# 9.5.5 Partially Observable Decision Processes

Dimensions: flat, states, infinite horizon, partially observable, stochastic, utility, non-learning, single agent, offline, perfect rationality

A partially observable Markov decision process (POMDP) is a combination of an MDP and a hidden Markov model. Instead of the state being observable, there are partial and/or noisy observations of the state that the agent gets to observe before it has to act.

A POMDP consists of

• $S$, a set of states of the world

• $A$, a set of actions

• $O$, a set of possible observations

• $P(S_{0})$, which gives the probability distribution of the starting state

• $P(S^{\prime}\mid S,A)$, which specifies the dynamics – the probability of getting to state $S^{\prime}$ by doing action $A$ from state $S$

• $R(S,A,S^{\prime})$, which gives the expected reward of starting in state $S$, doing action $A$, and transitioning to state $S^{\prime}$, and

• $P(O\mid S)$, which gives the probability of observing $O$ given the state is $S$.

A finite part of a POMDP can be depicted using the decision diagram as in Figure 9.22.

There are three main ways to approach the problem of computing the optimal policy for a POMDP:

• Solve the associated dynamic decision network using variable elimination for decision networks (Figure 9.13, extended to include discounted rewards). The policy created is a function of the history of the agent. The problem with this approach is that the history is unbounded, and the size of a policy is exponential in the length of the history. This only works when the history is short or is deliberately cut short.

• Make the policy a function of the belief state – a probability distribution over the states. Maintaining the belief state is the problem of filtering. The problem with this approach is that, with $n$ states, the set of belief states is an $(n-1)$-dimensional real space. However, because the value of a sequence of actions only depends on the states, the expected value is a linear function of the values of the states. Because plans can be conditional on observations, and we only consider optimal actions for any belief state, the optimal policy for any finite look-ahead, is piecewise linear and convex.
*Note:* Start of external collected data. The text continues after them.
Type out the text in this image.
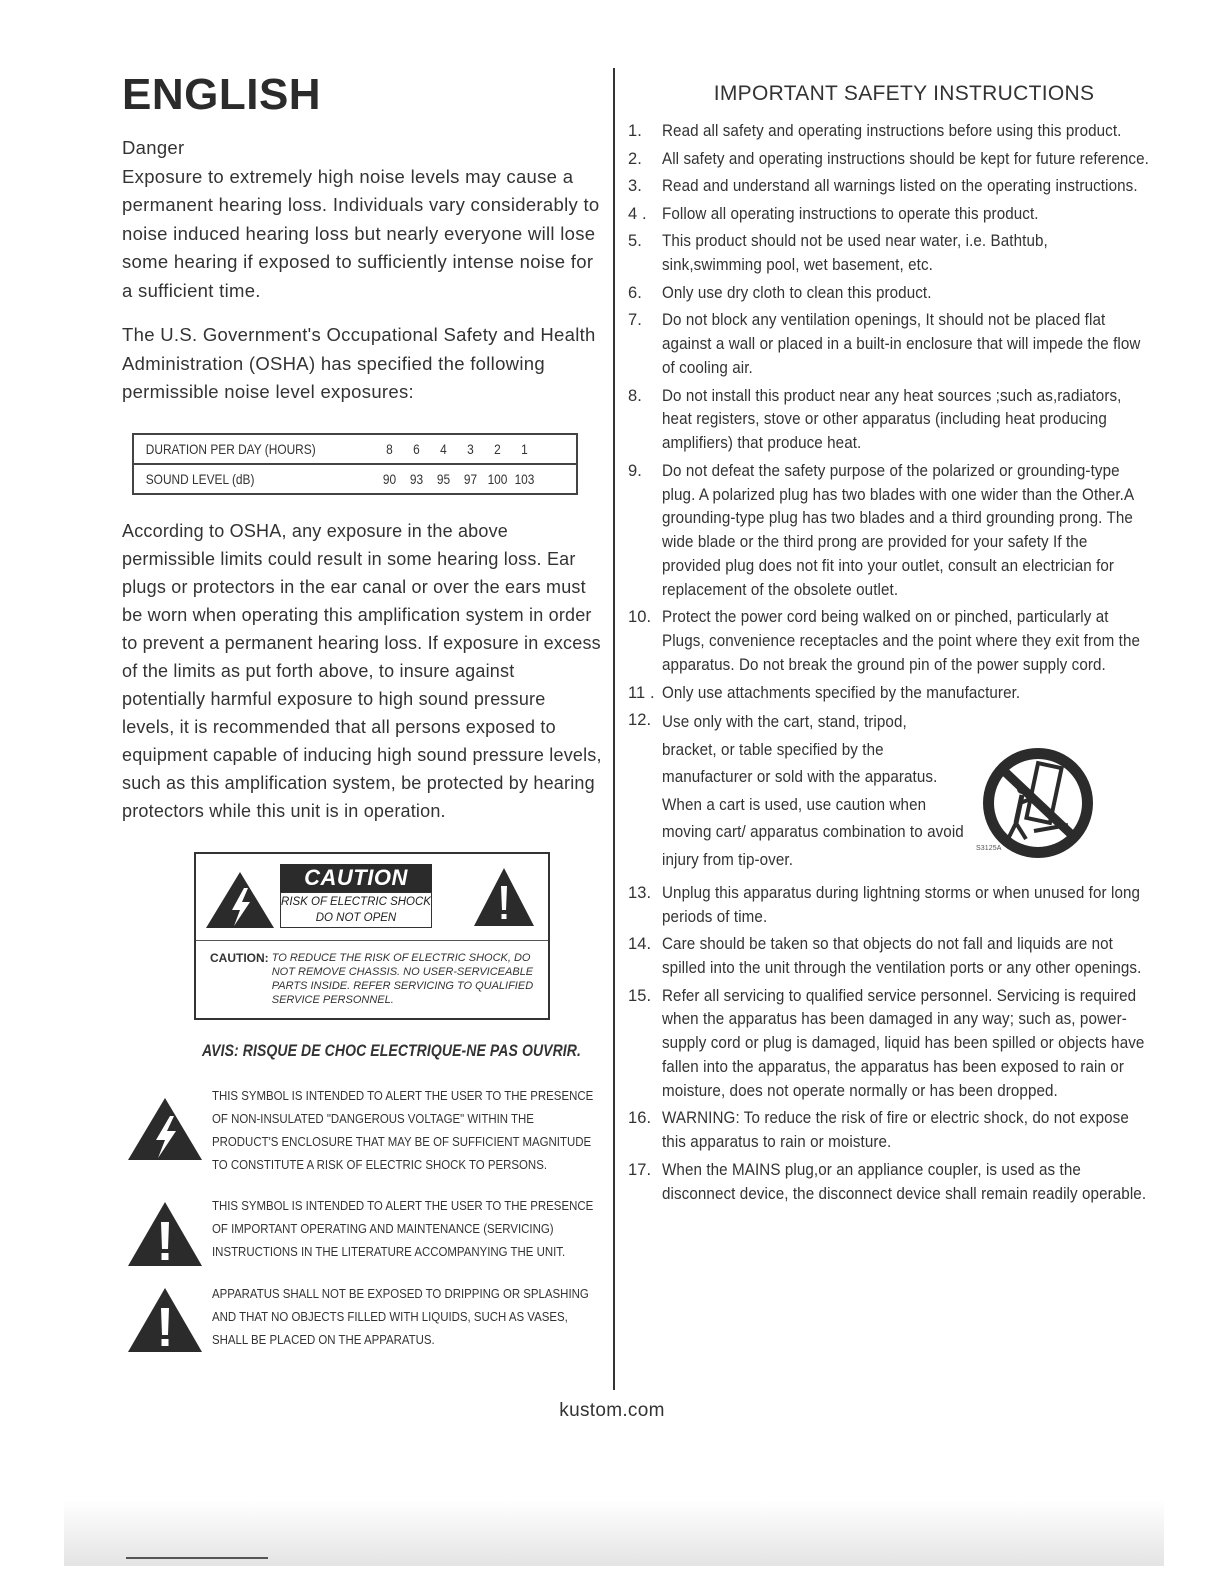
ENGLISH
Danger

Exposure to extremely high noise levels may cause a permanent hearing loss. Individuals vary considerably to noise induced hearing loss but nearly everyone will lose some hearing if exposed to sufficiently intense noise for a sufficient time.

The U.S. Government's Occupational Safety and Health Administration (OSHA) has specified the following permissible noise level exposures:

DURATION PER DAY (HOURS)	8	6	4	3	2	1	
SOUND LEVEL (dB)	90	93	95	97	100	103	

According to OSHA, any exposure in the above permissible limits could result in some hearing loss. Ear plugs or protectors in the ear canal or over the ears must be worn when operating this amplification system in order to prevent a permanent hearing loss. If exposure in excess of the limits as put forth above, to insure against potentially harmful exposure to high sound pressure levels, it is recommended that all persons exposed to equipment capable of inducing high sound pressure levels, such as this amplification system, be protected by hearing protectors while this unit is in operation.

CAUTION
RISK OF ELECTRIC SHOCK
DO NOT OPEN
CAUTION: TO REDUCE THE RISK OF ELECTRIC SHOCK, DO
NOT REMOVE CHASSIS. NO USER-SERVICEABLE
PARTS INSIDE. REFER SERVICING TO QUALIFIED
SERVICE PERSONNEL.
AVIS: RISQUE DE CHOC ELECTRIQUE-NE PAS OUVRIR.
THIS SYMBOL IS INTENDED TO ALERT THE USER TO THE PRESENCE
OF NON-INSULATED "DANGEROUS VOLTAGE" WITHIN THE
PRODUCT'S ENCLOSURE THAT MAY BE OF SUFFICIENT MAGNITUDE
TO CONSTITUTE A RISK OF ELECTRIC SHOCK TO PERSONS.
THIS SYMBOL IS INTENDED TO ALERT THE USER TO THE PRESENCE
OF IMPORTANT OPERATING AND MAINTENANCE (SERVICING)
INSTRUCTIONS IN THE LITERATURE ACCOMPANYING THE UNIT.
APPARATUS SHALL NOT BE EXPOSED TO DRIPPING OR SPLASHING
AND THAT NO OBJECTS FILLED WITH LIQUIDS, SUCH AS VASES,
SHALL BE PLACED ON THE APPARATUS.
IMPORTANT SAFETY INSTRUCTIONS
1.	Read all safety and operating instructions before using this product.
2.	All safety and operating instructions should be kept for future reference.
3.	Read and understand all warnings listed on the operating instructions.
4 . Follow all operating instructions to operate this product.
5.	This product should not be used near water, i.e. Bathtub, sink,swimming pool, wet basement, etc.
6.	Only use dry cloth to clean this product.
7.	Do not block any ventilation openings, It should not be placed flat against a wall or placed in a built-in enclosure that will impede the flow of cooling air.
8.	Do not install this product near any heat sources ;such as,radiators, heat registers, stove or other apparatus (including heat producing amplifiers) that produce heat.
9.	Do not defeat the safety purpose of the polarized or grounding-type plug. A polarized plug has two blades with one wider than the Other.A grounding-type plug has two blades and a third grounding prong. The wide blade or the third prong are provided for your safety If the provided plug does not fit into your outlet, consult an electrician for replacement of the obsolete outlet.
10. Protect the power cord being walked on or pinched, particularly at Plugs, convenience receptacles and the point where they exit from the apparatus. Do not break the ground pin of the power supply cord.
11 . Only use attachments specified by the manufacturer.
12. Use only with the cart, stand, tripod, bracket, or table specified by the manufacturer or sold with the apparatus. When a cart is used, use caution when moving cart/ apparatus combination to avoid injury from tip-over.
S3125A
13. Unplug this apparatus during lightning storms or when unused for long periods of time.
14. Care should be taken so that objects do not fall and liquids are not spilled into the unit through the ventilation ports or any other openings.
15. Refer all servicing to qualified service personnel. Servicing is required when the apparatus has been damaged in any way; such as, power-supply cord or plug is damaged, liquid has been spilled or objects have fallen into the apparatus, the apparatus has been exposed to rain or moisture, does not operate normally or has been dropped.
16. WARNING: To reduce the risk of fire or electric shock, do not expose this apparatus to rain or moisture.
17. When the MAINS plug,or an appliance coupler, is used as the disconnect device, the disconnect device shall remain readily operable.
kustom.com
• Search over the space of controllers for the best controller. Thus, the agent searches over what to remember and what to do based on its belief state and observations. Note that the first two proposals are instances of this approach: the agent remembers all of its history or the agent has a belief state that is a probability distribution over possible states. In general, the agent may want to remember some parts of its history but have probabilities over some other features. Because it is unconstrained over what to remember, the search space is enormous.